O tromboembolismo venoso está associado à morbidade e mortalidade significativas do paciente e pode levar a atrasos no tratamento do câncer. Revisão sistemática com meta-análise demonstra incidência de 10% de tromboembolia venosa em pacientes com câncer de ovário avançado recebendo quimioterapia neoadjuvante, sugerindo papel para a tromboprofilaxia universal nesta população. A oncologista Maria Del Pilar Estevez Diz (foto) analisa os resultados.
Nesta revisão, Black et al. lembram que pacientes com câncer apresentam risco aumentado de tromboembolia venosa, o que resulta em morbidade significativa, custos de saúde e mortalidade. As razões para esse risco aumentado em pacientes com câncer de ovário são multifatoriais e se relacionam com a tríade de Virchow, incluindo estase venosa de ascite ou massas, atividade pró-coagulante do câncer e dano endotelial do tratamentos de câncer. Estudos demonstraram que pacientes com câncer de ovário que apresentam tromboembolia venosa têm pior sobrevida global em comparação com aquelas que não apresentam.
Os pesquisadores buscaram identificar a incidência de tromboembolismo venoso em pacientes com câncer de ovário avançado recebendo quimioterapia neoadjuvante e identificar fatores de risco para tromboembolismo venoso.
Uma busca sistemática de literatura em bancos de dados biomédicos, incluindo Ovid Medline, Web of Science, Scopus, CINAHL e Embase foi realizada em 6 de dezembro de 2022 e atualizada em 21 de dezembro de 2023 para artigos revisados por pares. Foram incluídos estudos de coorte ou ensaios clínicos randomizados que avaliaram a incidência de tromboembolismo venoso em pacientes com câncer de ovário recebendo quimioterapia neoadjuvante.
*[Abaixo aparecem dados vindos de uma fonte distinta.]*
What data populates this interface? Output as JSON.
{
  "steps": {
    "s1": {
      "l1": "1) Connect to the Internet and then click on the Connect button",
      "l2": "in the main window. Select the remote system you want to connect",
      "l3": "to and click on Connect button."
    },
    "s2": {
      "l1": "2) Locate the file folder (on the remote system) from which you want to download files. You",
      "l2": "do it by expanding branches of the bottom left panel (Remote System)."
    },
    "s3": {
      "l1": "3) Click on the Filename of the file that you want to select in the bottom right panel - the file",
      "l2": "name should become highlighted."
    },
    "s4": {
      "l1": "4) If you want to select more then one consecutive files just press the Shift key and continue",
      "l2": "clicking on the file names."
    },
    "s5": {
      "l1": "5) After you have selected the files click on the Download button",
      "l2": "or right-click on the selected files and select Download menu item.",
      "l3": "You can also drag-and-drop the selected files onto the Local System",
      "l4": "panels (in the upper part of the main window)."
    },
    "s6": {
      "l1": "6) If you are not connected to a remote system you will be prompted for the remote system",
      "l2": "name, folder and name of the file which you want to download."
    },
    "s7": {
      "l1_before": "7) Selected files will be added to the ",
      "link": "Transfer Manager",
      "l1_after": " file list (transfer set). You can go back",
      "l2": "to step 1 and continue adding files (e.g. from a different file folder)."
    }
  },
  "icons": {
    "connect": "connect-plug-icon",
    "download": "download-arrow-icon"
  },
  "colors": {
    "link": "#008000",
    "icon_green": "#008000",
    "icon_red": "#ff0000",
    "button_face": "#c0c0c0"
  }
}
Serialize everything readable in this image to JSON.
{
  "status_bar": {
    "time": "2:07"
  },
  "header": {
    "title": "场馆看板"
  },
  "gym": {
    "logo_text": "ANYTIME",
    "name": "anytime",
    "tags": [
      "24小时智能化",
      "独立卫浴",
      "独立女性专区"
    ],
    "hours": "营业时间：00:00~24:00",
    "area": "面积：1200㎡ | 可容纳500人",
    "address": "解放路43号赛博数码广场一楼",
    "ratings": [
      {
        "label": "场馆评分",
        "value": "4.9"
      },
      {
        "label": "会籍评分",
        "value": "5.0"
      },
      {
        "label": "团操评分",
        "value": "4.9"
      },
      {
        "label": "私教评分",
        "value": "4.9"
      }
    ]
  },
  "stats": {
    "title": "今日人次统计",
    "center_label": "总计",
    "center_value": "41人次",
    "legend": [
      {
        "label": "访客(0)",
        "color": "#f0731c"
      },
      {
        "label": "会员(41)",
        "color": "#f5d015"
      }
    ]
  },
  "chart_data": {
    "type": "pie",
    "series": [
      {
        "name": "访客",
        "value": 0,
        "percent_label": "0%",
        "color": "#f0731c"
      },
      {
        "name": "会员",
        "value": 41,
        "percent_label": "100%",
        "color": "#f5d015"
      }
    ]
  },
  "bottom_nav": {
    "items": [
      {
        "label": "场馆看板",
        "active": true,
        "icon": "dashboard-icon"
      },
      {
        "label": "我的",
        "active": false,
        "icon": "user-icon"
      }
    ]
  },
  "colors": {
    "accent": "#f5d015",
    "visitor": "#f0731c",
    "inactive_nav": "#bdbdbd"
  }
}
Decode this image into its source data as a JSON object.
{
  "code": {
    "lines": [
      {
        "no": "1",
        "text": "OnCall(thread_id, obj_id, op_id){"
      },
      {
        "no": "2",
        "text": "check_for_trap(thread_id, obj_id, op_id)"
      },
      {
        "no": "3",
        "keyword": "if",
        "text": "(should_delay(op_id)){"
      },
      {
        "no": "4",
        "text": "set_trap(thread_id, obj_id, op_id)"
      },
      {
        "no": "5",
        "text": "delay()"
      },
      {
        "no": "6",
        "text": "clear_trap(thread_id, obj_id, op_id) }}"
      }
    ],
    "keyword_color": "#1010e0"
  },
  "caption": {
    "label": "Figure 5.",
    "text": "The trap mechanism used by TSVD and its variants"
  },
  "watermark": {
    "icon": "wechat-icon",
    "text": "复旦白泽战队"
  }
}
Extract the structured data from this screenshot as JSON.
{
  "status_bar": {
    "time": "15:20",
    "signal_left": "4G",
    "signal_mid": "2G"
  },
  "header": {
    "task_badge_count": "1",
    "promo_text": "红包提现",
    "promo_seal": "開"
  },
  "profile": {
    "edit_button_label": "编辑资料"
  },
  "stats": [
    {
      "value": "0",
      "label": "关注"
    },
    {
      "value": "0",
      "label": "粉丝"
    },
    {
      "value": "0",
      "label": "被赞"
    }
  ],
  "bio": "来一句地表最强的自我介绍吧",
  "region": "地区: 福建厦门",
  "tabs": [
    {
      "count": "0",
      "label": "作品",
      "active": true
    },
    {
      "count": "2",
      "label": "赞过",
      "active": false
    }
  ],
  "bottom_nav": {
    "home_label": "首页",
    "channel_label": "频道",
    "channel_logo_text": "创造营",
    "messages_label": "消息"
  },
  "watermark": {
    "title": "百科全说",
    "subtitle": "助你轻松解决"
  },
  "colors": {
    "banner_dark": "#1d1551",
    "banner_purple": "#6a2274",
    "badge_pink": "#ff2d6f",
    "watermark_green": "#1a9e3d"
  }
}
A avaliação de risco de viés foi realizada usando a Escala Newcastle Ottawa para estudos de coorte e a ferramenta de risco de viés Cochrane para ensaios clínicos randomizados. A meta-análise de efeitos aleatórios foi usada para reunir os resultados entre os estudos.
Os resultados foram relatados no International Journal of Gynecologic Cancer. Um total de 2.636 estudos foram selecionados e 11 foram incluídos na revisão. Dez eram estudos de coorte retrospectivos e um era um ensaio clínico randomizado e controlado.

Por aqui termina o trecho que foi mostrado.